In der Zeit des Zweiten Weltkriegs stellte das vereinigte Unternehmen in erster Linie aufgrund des Schell-Plans vereinheitlichte Lastwagen für die Wehrmacht her, die die Modellbezeichnungen S330 (mit Allradantrieb A330), S3000 (mit Allradantrieb A3000), GS145 und S4500 trugen. Auch Ketten- und Halbkettenfahrzeuge wurden produziert. Ab 1938 wurde aus Humboldt-Deutz die Klöckner-Humboldt-Deutz AG (KHD). 1940 verschwand der Name Magirus vorläufig, die Fahrzeuge aus Ulm wurden unter dem Namen Humboldt-Deutz, später Klöckner-Deutz verkauft. Noch einige Jahre wurde an der Fahrzeugfront allerdings das 1925 eingeführte Magirus-Logo - die stilisierte Spitze des Ulmer Münsters über einem „M“ für Magirus - angebracht. 1944 konstruierten die Ingenieure bei KHD serienreife Dieselmotoren mit Luftkühlung, die ab 1948 in die hauseigenen Lkw, Busse und Feuerwehrautos eingebaut wurden. Ab 1949 lautete der Markenname der von KHD im Ulmer Magirus-Werk produzierten Fahrzeuge Magirus-Deutz. [ mehr Infos ]
*Magirus Rundhauber LKW's
Im Jahr 1951 stellte Magirus-Deutz vollkommen neu gestaltete Lkw vor, für die sich die Namen Rundhauber oder Rundnasen eingebürgert haben.
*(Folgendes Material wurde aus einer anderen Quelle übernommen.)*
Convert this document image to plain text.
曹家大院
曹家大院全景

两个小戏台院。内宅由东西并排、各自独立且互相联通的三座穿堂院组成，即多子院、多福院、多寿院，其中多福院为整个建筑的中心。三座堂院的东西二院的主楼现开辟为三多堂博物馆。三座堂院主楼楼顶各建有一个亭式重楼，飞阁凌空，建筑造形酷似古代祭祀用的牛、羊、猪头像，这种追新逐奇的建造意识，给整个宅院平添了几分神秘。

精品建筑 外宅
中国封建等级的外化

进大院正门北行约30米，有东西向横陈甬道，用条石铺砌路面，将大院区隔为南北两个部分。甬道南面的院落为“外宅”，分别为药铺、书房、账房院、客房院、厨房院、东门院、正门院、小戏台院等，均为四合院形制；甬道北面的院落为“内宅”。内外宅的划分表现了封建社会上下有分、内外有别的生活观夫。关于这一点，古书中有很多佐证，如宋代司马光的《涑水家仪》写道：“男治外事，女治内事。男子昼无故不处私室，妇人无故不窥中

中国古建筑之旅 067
Die Konstruktion der kugeligen „Schnauze“ hob sich deutlich von den Lkw-Modellen der Konkurrenz ab und war nur möglich, weil sich kein großer kastenförmiger Wasserkühler vor dem Motorblock befand. Die Modellbezeichnungen lauteten zunächst S3500, S3500/56, S4500, S4500/6, S4500/112, S5500, S6500 und S7500. Unter diesen Bezeichnungen wurden die Rundhauber ab 1952 verkauft. Da sich in den Hinterachsen der meisten Magirus-Deutz Lastwagen Planetengetriebe befanden, kam man bis 1955 auf den Gedanken, die Fahrzeuge nach Planeten zu benennen. Die Rundhauber behielten daraufhin zwar zunächst ihre Typbezeichnung, diese wurde aber um Planetennamen ergänzt: S4500 Mercur, S4500/6 Mercur, S4500/112 Mercur, S5500 Saturn und S7500 Jupiter. Ab 1958 wurden die Namen abermals geändert auf Sirius (Sirius, Sirius K, Sirius 90L), Mercur (Mercur L, Mercur K, Mercur 112L, Mercur 112K, Mercur 120L, Mercur 120S, Mercur 120K, Mercur 126L, Mercur 126K) und Saturn (Saturn L, Saturn S, Saturn K, Saturn 145L, Saturn 145S, Saturn 145K, Saturn 150K), wobei erwähnt werden muss, dass Sirius kein Planet sondern ein Stern ist.